Thursday, Nov. 6: Mail books to Amazon (didn't do it). Go to gallery in SF.
Friday, Nov. 7: Fasting blood draw. Fireplace replacement install.
Saturday, Nov. 8: Lawyer here. Door guy here. Farmer's market. Install mailbox. Change door locks.

So this is my life. It's extremely incredibly unfortunately mundane at the moment. The most exciting thing was installing a new mailbox at the curb because the crumudgeonly by-the-books mailman said he'd "go postal" if we didn't. Nothing like the threat of crazy machinegun fire to make you install a letters receptacle. And the gallery in SF was nice, but there are crazy homeless people in San Francisco. Like it is homeless mecca. Weird coming from Burbank, where there were no homeless people at all, like none. And the blood draw Friday was to check my cholesterol and blood sugar and also white blood cell count because I have a largeish lump in my neck that is probably cancer. Last week the doctor felt it, stepped back, stared at me and said, "Let's draw some blood." My hypochondriacal madness is currently in overdrive.

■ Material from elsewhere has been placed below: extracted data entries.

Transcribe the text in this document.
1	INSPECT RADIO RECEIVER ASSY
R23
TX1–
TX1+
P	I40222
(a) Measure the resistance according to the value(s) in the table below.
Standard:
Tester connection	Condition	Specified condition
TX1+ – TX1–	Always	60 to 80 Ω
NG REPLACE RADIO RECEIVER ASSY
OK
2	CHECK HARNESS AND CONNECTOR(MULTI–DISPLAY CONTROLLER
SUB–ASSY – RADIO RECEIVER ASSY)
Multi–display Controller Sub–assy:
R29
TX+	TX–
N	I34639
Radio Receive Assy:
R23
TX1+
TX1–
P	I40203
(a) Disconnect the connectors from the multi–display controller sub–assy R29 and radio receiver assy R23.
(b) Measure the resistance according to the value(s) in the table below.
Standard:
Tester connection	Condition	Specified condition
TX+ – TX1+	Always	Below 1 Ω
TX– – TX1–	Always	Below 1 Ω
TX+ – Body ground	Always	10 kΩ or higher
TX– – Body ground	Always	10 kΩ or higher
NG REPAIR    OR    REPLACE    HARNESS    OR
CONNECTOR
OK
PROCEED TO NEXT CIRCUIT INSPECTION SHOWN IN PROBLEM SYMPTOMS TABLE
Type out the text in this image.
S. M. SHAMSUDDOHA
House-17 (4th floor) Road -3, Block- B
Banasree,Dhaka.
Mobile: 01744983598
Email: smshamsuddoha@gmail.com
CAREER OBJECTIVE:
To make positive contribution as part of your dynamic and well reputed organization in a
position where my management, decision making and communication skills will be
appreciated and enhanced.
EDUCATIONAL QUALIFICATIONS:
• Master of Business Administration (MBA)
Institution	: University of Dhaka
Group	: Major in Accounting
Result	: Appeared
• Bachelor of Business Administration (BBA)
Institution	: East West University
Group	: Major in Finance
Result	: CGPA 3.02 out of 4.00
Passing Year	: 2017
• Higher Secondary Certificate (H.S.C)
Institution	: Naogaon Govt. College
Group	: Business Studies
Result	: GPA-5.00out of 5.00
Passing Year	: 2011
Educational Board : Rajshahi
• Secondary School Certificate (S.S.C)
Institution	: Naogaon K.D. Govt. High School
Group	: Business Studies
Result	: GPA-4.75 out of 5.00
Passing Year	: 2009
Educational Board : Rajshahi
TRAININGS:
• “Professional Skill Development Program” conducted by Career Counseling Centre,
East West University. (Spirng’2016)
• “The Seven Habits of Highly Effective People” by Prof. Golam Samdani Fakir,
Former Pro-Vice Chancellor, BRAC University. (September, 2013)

It's been raining here, and normally I'd say yay rain, but spending all day indoors or in the car driving to somewhere indoors with a toddler isn't fun. The boy has become an expert climber in the last week and now pushes a box to the computer chair, climbs onto it onto the chair, then onto the computer desk to standing. Imagine this over and over all day long and you see how important going outside is.

Also, he must have grown a couple inches because all of his pants are suddenly highwaters.